It’s been a goal of mine to run my own business, but I just never knew what I wanted to do until I got into fitness. As my interest grew, so did my dreams.
I remember being at a state fair and a “fortune teller” told me that by the time I was 40, I’d be a business owner. I was 22 at the time, and a single mom so I didn’t give it much thought. I had struggled for most of my life with confidence, and like I said, I was just trying to make ends meet; I was in no position to pursue a business of my own. That is until fitness became a huge part of my life. I have so many ideas and sometimes my brain moves faster than I can, so I get extremely anxious and overwhelmed. This usually results in me just pushing everything aside so I don’t have to think about it.
After attending the FMI conference, I was bursting with so much energy and I felt a new-found confidence that I wanted to just hold on to and not let go. However, once I got back home, all the confidence and excitement I had in was left in California as soon as the plane started to ascend.
And there I was…I was flown right back into reality. How was I going to make what I had learned a reality? I had a daughter who was going to be graduating this year and the expense of college was now at the forefront of my mind once again. Plus, I couldn’t escape the draining or should I say drowning feeling that consumed me as soon as I thought about going back to the personal training job that I had here. I loved working with the people, I just felt so disconnected because I had no say. I had dreamed about helping people, getting inside their minds and changing lives, but I all I felt was stuck and held back from something much larger than was at the gym. It felt so out of reach and I just couldn’t ignore that. Then came the announcement of the mentor-ship, and I knew that if I could enroll that I would be able to grab onto that feeling I had in California all over again and this time it would provide me with the feedback and deadlines that even if I felt overwhelmed that I couldn’t push it aside. I would have no choice but to pursue it and learn how to deal with it, outline my ideas, maybe even to learn how to get all my ideas out so that they would make sense. I also hope that I can learn to how to gain people’s trust so that people could take me more seriously, marketing avenues other than the cliché’ half naked selfie, and confidence that will continue. (I swear everytime I get to the social media end of things, I can honestly say I identify with all of the things mentioned in the mindset webinar.) And the bonus, learn more about Isagenix so that I could garner some revenue to address my financial freedom and be able to just rely on my ideas, confidence, knowledge without the interference of lack of money getting in the way. But I realize that this is all going to take a lot longer than 16 weeks.
Learn how to put my ideas to work rather than push them aside
Creating a clear vision of who I am, what I represent (I tend to do that comparison thing and then lose myself in the process)

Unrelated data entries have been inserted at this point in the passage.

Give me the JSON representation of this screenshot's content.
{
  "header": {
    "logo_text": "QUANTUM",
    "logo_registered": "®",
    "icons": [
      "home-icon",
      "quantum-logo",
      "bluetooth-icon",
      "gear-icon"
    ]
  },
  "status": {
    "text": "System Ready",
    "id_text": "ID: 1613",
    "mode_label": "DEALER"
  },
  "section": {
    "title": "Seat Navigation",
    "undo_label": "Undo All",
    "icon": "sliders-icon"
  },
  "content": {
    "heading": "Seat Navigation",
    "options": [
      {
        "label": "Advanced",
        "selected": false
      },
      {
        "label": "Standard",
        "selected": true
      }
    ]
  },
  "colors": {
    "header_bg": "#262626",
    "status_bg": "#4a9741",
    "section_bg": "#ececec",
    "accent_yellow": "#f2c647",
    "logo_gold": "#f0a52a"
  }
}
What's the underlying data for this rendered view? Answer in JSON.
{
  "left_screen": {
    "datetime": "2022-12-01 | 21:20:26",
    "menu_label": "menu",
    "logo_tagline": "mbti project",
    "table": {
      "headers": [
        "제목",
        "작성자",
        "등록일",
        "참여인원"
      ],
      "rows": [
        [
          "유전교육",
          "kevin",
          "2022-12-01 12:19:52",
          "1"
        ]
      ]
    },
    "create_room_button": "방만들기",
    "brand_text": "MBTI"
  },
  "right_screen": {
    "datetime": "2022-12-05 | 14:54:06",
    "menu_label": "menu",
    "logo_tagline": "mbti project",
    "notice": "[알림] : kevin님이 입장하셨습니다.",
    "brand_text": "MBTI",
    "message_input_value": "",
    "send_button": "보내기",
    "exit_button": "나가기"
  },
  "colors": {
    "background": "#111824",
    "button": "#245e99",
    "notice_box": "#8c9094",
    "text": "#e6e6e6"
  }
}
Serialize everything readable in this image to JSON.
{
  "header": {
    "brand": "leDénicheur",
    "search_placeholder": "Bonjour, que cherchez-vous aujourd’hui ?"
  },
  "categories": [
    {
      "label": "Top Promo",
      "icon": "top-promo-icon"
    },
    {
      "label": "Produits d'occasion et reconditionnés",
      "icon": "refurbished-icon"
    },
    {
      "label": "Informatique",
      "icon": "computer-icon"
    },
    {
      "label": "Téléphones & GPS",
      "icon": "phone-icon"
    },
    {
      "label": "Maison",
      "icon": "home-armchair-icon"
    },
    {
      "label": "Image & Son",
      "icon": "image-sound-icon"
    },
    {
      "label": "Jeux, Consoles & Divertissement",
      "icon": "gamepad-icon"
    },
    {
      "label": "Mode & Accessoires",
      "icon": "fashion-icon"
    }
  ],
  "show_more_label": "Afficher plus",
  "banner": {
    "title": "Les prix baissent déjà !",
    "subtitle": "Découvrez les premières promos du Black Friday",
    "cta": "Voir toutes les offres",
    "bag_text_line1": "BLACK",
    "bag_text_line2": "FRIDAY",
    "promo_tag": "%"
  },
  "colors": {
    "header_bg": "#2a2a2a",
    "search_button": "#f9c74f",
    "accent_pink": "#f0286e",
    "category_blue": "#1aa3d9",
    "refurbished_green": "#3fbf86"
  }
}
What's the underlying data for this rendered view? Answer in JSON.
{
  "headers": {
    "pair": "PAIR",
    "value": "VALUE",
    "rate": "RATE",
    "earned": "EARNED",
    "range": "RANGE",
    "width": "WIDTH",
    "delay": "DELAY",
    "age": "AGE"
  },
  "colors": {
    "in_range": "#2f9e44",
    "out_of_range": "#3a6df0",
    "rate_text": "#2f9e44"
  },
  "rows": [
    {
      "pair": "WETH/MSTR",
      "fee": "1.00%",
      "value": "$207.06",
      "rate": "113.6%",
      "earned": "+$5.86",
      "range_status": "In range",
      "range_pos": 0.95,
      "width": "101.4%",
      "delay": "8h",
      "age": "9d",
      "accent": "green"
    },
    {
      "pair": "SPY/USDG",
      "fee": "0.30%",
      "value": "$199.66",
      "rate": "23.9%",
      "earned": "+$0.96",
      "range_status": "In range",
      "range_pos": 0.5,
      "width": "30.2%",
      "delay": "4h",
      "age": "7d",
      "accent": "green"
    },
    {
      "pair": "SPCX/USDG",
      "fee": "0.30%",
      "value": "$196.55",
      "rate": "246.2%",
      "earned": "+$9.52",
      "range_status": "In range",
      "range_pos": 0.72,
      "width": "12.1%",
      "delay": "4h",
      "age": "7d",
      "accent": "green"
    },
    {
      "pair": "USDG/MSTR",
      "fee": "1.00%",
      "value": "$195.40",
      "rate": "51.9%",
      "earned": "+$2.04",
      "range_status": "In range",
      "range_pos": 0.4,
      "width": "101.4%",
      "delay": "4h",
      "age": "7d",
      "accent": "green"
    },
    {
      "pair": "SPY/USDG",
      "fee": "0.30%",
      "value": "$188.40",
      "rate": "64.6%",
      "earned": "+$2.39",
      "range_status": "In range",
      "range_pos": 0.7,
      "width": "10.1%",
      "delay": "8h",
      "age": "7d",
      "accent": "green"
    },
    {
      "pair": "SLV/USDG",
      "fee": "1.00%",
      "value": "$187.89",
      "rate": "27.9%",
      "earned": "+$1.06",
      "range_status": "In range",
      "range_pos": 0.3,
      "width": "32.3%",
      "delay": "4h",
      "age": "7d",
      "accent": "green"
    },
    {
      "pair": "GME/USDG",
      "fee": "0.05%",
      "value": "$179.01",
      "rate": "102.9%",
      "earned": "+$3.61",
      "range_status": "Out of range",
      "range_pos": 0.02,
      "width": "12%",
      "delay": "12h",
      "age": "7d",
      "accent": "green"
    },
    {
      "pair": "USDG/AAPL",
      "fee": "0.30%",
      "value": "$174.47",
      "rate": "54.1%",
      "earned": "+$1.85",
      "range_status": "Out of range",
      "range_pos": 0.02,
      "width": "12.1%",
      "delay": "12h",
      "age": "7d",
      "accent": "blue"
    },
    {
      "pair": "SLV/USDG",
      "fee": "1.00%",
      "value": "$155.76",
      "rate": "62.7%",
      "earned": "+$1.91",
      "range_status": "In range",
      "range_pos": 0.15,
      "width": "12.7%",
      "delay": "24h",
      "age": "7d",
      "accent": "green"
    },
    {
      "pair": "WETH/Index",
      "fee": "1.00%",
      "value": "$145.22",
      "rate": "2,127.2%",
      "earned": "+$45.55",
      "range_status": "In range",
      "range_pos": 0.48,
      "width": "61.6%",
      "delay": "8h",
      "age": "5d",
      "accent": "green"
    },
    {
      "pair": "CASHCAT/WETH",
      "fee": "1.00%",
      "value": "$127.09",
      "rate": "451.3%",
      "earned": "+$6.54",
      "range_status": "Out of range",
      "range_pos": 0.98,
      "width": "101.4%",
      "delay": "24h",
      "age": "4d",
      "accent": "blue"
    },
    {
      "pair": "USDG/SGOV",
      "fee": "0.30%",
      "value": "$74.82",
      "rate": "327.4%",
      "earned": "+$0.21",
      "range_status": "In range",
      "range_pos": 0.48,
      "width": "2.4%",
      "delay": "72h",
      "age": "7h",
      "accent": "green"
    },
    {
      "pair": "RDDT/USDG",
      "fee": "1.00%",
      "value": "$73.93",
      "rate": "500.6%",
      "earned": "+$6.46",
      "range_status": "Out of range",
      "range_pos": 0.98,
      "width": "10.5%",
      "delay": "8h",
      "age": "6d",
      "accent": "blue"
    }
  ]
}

Recreating my blog with a name that embodies who I am.(currently http://www.cuttothecoretraining.com)
Creating an extension of my blog with a website that is more user friendly instead of continuously pouring money into someone else’s theme.
Actually start working towards opening up myself to helping people/taking on clients without fear but with confidence and knowledge (I can achieve this with deadlines, assignments rather than just trying to do it on my own because that hasn’t ever worked…so far anyway)
Learn how to write an actual business plan and DO IT
Enroll at least 2 or 3 people in Isagenix.